Astrid sings “Blue Christmas,” sounding a lot like Madeline Khan, and the Pontanis do an act with tambourines, leotards, and donkey ears. The bestiality theme continued as Little Brooklyn performed in a reindeer costume. I started to get a little confused about my sexuality, and wondered who the hottest Christmas character really is, and who might be coming next. The Channukah Armadillo? Mr. Heatmiser? A trio of nutcrackers? (Please let it be nutcrackers, no whammies, no whammies…) Or Frosty the Snowman?—does that bitch take it in the ass? Wow, isn’t this a family show? What’s wrong with me? How many manhattans have I had?
Helen reprised her hot all-in-black tap act, the crowd—finally drunk—bellowing heartily as she busted the Charleston, and though she was back in blonde I decided, with a face like that—launch a thousand ships, no doubt—it just doesn’t matter. Dye it puce, you’re still gorgeous. I was actually starting to feel a little guilty about my inability to take my eyes off of Helen when my editor leaned over and admitted that, for him, it would always be Peekaboo. It was a eureka moment. Why are the Pontanis so World Famous-y incredible? Because there’s something for everybody. No matter how girl-crazy you might be, you’re bound to pick one as your favorite, just like watching Charlie’s Angels as a kid. (For me, it will always be Jaclyn Smith. For you youngsters … just pretend I said Lucy Liu.) They are each as unique as the three elves, Snap, Crackle and Pop. Is it Angie’s gravity-defying tits, fly-rite tattoos and shameless exhibitionist glee? Peekaboo’s curvaceous body art, infections smile and dizzying tassel-twirling? Or Helen’s classically beautiful face, timeless grace, and furious tapping?
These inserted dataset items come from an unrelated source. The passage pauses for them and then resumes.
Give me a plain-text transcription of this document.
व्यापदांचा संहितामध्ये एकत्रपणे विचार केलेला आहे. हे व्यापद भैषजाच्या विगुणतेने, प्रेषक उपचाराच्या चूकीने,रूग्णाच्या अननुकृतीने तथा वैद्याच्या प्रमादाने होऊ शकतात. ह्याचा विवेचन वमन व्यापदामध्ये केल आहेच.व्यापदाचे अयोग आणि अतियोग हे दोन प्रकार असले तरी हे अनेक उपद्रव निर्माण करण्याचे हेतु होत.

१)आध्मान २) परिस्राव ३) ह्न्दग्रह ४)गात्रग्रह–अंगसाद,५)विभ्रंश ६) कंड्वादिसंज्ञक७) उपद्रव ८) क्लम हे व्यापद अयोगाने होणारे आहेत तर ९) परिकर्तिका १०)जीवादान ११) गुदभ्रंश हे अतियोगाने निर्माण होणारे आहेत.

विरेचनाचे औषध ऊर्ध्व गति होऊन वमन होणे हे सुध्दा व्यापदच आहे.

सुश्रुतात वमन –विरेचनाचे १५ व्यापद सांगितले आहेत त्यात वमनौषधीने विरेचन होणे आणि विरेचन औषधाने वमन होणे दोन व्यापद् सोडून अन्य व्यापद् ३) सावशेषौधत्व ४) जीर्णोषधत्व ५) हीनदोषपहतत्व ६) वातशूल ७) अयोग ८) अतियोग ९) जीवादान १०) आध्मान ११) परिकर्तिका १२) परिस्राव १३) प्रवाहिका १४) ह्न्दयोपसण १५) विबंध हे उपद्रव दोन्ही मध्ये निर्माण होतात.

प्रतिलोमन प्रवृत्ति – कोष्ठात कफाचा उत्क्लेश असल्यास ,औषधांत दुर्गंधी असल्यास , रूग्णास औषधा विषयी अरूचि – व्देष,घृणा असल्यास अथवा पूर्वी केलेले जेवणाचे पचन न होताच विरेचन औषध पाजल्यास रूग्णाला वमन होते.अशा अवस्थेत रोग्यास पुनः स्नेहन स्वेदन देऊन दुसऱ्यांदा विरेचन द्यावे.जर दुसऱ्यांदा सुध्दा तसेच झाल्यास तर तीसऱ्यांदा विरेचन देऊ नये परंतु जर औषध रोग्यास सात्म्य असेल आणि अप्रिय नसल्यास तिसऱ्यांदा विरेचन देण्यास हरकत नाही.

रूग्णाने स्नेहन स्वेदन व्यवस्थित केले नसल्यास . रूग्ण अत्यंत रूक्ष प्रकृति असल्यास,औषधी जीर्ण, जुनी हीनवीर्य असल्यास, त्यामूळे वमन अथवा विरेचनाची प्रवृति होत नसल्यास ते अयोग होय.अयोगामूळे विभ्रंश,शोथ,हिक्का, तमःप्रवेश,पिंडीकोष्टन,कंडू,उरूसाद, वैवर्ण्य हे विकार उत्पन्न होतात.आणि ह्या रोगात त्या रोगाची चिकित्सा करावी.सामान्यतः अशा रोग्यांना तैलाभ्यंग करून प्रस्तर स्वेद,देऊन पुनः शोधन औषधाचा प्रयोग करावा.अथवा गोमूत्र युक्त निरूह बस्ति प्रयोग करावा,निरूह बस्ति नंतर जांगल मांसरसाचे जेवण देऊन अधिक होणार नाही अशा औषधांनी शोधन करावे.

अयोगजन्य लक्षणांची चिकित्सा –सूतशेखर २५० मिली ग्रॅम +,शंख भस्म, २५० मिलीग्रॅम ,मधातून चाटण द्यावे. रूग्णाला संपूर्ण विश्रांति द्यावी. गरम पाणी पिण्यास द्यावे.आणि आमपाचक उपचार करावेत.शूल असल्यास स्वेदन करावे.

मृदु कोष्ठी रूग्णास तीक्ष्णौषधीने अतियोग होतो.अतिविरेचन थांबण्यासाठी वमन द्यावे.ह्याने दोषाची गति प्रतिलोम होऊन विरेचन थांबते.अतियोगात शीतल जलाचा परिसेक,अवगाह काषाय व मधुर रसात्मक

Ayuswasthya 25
For the finale, we got Peekaboo in a silver, glistening nightie, Helen as a gingerbread girl, and Angie—it’s just so perfect—as an angel. It was so beautiful, I cried. No, wait, I was crying because our bill came. THAT’s why we’re all so fucking drunk. Next year, I’m bringing my own snow.
As always, I can’t thank Angie enough for the tickets. And, as always, I can’t thank Helen enough for existing. You’re all I want for Christmas.